As I began speaking with my contacts in the industry, several advised me to answer one central question: What is unique about this book and where is the value proposition for the reader? The points that follow are my reflection on that topic.
Our book is unique and valuable because:
—We focus on influence. Whereas most books I have read in this field present examples of top leaders for us to emulate, we hone in on how people influence others, with or without a formal position of authority.
—An emphasis on personal stories of identity, which are the key to influencing any group or organization. A number of recent books speak to the power of storytelling, or describe leaders who use stories. Our approach centers on exploring one’s past to uncover core beliefs and values, then learning to connect with others using the personal stories that reflect these beliefs and values. Leaders at any level of any organizational structure learn to use their life stories—who they are, what they stand for, why they do things the way they do, and what we can accomplish together—to inspire those around them.
—The book has universal application. It presents a methodology and a set of concepts that can be used by anyone who seeks to influence others in any context. In my coaching, I have seen these approaches work with everything from entrepreneurs, managers in large corporations, not-for-profit enterprises, church groups, sports teams, hospital administrators and employees, and public officials, among others.

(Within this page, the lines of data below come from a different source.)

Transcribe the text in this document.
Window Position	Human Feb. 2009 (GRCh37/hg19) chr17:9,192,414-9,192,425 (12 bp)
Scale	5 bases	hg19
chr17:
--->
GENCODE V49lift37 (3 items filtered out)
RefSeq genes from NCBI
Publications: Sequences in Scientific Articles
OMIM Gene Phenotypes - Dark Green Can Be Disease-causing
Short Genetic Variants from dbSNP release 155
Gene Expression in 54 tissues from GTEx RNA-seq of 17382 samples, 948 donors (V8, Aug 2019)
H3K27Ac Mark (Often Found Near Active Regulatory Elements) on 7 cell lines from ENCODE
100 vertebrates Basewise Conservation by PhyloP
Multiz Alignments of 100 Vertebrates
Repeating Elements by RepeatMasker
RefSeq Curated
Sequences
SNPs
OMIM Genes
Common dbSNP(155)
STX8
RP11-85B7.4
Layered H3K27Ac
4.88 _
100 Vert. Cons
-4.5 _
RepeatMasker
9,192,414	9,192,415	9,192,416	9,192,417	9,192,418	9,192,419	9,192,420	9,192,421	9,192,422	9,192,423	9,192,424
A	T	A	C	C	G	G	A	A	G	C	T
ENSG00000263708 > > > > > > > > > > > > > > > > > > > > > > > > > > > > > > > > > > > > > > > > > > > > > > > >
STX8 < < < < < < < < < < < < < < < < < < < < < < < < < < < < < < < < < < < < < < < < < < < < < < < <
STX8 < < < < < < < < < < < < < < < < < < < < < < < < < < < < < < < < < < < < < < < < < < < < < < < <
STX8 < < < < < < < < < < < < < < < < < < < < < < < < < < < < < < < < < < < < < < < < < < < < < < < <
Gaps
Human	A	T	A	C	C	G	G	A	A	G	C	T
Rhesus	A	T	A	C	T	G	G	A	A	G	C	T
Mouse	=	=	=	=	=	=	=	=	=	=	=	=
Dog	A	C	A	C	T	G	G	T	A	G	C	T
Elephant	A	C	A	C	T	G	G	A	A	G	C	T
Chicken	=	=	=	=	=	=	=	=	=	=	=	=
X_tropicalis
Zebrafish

—The book presents a clear roadmap. The descriptions and examples of our ideas and practices demonstrate how anyone willing to work at it can learn to use this methodology. While the book presents a wide variety of illustrations, it also follows one client as he progresses step-by-step through the entire process of the Sadowsky method. This featured client is the founder of Medicines for Humanity, a remarkable individual with whom I worked for many years, as he started and then grew that organization. His story is an outstanding illustration of how we can all master the use of personal stories of identity to move and inspire those around us.